There is a mindset most successful startup companies have that could really benefit churches.
First, startups are trying to identify and fill unmet needs. They’re not copiers but problem solvers. It’s hard and financially improbable for a new company to do what someone else is already doing. Instead, they have to find their niche, whether it’s a new process or innovative product.
Likewise, I believe a church that cares about its congregation and surrounding community needs to think like a startup. God has uniquely equipped each church with a mix of skilled people. The goal should become how that body of skilled believers can find ways to go to work filling the unmet needs of their community.

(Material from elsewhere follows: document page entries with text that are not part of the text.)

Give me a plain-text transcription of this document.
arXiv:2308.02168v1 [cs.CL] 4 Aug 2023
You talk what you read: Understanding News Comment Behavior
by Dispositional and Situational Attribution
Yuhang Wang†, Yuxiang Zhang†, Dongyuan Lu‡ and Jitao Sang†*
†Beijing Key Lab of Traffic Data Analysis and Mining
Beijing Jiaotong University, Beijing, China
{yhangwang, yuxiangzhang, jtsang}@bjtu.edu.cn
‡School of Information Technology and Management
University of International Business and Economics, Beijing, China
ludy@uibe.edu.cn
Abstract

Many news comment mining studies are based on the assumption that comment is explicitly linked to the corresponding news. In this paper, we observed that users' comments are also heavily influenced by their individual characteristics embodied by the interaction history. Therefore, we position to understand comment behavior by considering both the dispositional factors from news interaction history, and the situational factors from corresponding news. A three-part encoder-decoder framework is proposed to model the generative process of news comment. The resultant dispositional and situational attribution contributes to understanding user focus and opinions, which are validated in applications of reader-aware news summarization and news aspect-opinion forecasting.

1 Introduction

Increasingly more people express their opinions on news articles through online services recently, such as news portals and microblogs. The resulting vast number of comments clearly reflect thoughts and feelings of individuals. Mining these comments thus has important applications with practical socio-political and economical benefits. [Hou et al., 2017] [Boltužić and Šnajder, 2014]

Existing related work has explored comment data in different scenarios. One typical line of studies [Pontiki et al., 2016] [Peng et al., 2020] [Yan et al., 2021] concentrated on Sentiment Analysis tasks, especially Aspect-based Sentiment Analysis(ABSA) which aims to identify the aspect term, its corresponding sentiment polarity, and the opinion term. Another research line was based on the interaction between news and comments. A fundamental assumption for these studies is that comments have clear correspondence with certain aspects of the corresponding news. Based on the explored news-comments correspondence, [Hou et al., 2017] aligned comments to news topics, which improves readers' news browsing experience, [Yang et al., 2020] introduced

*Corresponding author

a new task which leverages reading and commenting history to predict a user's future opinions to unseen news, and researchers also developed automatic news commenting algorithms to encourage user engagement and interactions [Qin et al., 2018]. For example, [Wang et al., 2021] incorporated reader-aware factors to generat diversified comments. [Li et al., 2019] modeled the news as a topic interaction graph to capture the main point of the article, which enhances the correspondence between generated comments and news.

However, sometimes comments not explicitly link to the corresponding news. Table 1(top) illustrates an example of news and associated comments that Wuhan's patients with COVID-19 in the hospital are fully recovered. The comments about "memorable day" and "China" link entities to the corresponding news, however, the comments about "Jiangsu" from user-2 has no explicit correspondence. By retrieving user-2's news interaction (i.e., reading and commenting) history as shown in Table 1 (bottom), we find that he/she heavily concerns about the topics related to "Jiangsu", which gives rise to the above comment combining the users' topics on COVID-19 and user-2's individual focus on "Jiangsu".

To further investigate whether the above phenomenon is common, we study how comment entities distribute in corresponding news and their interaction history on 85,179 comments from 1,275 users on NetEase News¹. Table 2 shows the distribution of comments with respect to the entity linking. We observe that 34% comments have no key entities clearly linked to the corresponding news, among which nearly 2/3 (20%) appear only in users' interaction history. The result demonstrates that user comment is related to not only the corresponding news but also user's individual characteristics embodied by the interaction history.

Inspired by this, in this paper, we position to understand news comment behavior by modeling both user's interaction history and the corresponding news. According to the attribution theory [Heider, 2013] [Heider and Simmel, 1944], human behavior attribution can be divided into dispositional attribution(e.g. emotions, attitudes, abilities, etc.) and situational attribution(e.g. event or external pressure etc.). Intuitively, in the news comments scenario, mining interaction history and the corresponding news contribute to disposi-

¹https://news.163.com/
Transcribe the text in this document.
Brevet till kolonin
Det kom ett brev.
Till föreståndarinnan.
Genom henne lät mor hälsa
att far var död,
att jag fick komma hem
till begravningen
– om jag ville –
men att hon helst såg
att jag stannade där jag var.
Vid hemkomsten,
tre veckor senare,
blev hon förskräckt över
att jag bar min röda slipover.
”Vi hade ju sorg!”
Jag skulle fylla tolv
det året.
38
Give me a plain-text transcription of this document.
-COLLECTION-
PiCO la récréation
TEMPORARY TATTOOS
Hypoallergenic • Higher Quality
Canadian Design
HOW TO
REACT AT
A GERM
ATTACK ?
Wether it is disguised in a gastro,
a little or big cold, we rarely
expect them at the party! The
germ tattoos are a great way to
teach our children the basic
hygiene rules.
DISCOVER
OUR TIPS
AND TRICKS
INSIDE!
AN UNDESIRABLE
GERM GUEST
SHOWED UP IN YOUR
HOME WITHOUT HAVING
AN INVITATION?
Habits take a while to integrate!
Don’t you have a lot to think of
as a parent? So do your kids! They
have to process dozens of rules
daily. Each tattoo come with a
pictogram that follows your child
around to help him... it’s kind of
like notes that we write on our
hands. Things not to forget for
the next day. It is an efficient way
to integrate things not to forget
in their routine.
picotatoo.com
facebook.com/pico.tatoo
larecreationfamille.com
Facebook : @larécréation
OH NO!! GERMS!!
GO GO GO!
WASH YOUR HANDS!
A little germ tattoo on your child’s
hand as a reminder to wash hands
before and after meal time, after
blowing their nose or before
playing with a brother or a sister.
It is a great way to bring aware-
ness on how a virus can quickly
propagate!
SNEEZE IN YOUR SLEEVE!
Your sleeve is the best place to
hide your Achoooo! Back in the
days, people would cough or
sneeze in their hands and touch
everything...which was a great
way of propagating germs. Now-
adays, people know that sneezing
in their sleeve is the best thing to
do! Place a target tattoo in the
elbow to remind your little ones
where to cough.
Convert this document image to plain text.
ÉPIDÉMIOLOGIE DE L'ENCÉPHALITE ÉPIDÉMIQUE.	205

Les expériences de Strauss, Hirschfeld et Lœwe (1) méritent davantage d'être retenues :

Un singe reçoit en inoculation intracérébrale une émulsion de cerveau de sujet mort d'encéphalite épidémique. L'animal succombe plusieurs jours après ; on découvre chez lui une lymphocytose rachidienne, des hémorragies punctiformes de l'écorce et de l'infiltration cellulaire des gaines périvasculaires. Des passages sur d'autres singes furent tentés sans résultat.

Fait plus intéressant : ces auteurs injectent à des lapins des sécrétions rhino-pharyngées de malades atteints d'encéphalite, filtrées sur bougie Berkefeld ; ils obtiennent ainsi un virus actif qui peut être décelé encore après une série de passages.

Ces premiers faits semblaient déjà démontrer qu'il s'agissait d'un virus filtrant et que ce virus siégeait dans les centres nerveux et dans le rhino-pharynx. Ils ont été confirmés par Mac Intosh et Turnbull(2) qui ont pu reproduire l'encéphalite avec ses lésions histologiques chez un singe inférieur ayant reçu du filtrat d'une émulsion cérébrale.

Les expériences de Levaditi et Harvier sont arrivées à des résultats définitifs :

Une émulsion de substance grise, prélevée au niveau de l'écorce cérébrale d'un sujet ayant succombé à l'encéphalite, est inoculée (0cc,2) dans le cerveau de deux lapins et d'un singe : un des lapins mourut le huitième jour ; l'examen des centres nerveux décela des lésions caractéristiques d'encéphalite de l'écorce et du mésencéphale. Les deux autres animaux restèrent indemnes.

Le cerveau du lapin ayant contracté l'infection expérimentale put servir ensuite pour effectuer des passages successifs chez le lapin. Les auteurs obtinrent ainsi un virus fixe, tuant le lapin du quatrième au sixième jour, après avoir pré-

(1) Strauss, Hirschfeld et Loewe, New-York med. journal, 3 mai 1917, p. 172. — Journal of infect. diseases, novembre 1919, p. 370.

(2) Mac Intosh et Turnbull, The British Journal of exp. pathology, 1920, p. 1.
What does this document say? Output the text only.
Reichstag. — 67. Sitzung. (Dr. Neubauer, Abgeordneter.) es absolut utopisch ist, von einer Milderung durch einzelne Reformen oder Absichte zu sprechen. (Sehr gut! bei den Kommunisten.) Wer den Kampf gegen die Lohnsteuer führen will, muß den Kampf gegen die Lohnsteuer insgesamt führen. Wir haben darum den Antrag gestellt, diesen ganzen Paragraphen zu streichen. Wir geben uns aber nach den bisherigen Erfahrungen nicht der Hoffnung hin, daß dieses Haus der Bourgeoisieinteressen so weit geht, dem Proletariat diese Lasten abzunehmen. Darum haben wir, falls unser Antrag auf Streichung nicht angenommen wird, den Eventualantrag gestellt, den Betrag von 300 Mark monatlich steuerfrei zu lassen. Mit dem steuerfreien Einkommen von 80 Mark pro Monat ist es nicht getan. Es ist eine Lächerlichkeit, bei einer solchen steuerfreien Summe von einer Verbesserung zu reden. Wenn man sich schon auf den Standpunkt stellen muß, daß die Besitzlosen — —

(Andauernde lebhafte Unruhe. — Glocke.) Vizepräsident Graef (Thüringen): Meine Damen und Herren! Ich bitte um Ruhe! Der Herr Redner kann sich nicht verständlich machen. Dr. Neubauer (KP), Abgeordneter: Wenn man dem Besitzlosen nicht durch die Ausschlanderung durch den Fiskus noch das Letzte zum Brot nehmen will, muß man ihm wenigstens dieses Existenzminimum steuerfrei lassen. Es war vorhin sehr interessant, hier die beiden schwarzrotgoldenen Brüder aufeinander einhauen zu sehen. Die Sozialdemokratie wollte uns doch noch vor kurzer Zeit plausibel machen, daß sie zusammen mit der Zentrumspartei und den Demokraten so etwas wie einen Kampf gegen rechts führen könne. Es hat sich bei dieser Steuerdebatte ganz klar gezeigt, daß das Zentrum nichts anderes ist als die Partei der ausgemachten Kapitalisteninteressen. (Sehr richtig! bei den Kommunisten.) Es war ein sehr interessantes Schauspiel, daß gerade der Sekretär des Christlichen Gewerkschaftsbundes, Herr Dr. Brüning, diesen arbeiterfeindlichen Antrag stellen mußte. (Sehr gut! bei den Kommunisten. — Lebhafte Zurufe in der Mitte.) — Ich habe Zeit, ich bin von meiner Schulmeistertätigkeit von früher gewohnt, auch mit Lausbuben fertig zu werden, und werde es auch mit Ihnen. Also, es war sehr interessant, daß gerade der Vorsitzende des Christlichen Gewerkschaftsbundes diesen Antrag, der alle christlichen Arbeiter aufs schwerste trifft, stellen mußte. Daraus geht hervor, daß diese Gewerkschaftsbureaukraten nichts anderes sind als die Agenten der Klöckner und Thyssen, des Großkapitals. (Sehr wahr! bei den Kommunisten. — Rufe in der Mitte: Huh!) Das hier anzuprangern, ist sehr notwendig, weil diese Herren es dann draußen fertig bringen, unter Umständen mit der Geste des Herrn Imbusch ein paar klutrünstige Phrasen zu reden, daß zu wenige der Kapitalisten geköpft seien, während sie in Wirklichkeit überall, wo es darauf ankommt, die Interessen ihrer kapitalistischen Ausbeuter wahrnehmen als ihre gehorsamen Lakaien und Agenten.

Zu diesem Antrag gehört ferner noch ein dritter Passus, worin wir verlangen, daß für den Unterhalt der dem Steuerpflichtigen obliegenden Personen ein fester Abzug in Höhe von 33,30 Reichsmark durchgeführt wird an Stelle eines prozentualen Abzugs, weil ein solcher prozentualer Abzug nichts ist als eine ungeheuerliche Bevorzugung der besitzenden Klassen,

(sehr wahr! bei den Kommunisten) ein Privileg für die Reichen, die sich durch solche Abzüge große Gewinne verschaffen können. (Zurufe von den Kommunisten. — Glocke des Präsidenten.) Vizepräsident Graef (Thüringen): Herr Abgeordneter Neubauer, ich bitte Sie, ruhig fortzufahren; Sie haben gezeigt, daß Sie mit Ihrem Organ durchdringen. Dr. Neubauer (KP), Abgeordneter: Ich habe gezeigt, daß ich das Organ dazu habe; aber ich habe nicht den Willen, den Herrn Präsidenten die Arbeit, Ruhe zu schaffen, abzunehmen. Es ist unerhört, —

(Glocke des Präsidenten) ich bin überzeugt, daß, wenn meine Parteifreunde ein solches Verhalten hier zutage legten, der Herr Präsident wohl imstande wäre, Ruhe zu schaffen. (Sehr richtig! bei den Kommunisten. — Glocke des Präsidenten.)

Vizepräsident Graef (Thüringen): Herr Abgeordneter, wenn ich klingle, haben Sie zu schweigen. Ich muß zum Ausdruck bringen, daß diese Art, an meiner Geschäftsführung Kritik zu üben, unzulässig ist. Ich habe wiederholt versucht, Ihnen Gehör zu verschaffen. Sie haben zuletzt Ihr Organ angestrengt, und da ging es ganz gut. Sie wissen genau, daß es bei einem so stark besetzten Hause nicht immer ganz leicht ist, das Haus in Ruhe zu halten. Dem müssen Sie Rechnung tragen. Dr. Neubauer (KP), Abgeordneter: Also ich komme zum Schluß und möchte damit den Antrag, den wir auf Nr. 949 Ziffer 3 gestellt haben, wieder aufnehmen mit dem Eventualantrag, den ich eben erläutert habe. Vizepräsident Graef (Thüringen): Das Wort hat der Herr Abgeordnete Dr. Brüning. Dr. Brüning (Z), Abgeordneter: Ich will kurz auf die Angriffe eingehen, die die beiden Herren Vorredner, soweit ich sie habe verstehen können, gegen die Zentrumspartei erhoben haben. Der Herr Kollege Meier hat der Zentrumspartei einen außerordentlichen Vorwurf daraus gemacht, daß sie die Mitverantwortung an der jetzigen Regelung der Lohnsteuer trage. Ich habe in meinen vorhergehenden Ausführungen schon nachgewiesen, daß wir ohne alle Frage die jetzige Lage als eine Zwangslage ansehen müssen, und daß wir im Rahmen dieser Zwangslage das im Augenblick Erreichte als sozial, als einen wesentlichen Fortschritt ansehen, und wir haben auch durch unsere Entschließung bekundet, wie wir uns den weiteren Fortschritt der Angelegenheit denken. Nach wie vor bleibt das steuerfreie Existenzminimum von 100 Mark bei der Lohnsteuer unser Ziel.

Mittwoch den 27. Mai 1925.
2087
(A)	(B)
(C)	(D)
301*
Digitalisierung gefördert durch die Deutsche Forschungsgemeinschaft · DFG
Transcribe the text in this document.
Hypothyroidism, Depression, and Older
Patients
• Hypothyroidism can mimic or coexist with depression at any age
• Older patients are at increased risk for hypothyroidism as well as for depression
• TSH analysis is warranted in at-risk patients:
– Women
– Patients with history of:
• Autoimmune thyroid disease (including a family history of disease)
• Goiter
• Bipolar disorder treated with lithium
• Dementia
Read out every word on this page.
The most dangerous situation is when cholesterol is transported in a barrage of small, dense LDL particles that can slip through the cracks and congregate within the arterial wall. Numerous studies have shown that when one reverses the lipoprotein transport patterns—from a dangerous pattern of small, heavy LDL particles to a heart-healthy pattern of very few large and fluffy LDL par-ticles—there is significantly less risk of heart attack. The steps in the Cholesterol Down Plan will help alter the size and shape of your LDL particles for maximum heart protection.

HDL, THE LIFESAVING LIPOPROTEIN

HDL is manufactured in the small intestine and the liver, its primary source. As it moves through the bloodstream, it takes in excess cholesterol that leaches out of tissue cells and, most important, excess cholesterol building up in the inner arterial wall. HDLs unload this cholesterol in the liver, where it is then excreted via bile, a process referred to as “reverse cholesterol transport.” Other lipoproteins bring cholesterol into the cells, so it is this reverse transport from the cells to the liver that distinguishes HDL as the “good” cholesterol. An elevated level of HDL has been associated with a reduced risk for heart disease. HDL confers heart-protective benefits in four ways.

Startups also realize that needs change. What they initially start out doing may not be the model for the future. Similarly, churches need to realize this, too. What worked for years past might not work in serving people today. That doesn’t mean everything needs to be scrapped, but it does require you to think about how you continue to move initiatives forward so they are still impactful. A lack of adaptation leads to stagnation.
Finally, startups are willing to take risks and learn from failures. They understand that failures often produce seeds for future growth. Churches, like many organizations, seem to trend anti-failure. Or if something is going wrong, it’s not acknowledged for fear of hurting feelings. A willingness to take smart risks while realizing that not everything will be successful takes a culture shift. Don’t let the fear of failure stop you from doing something new.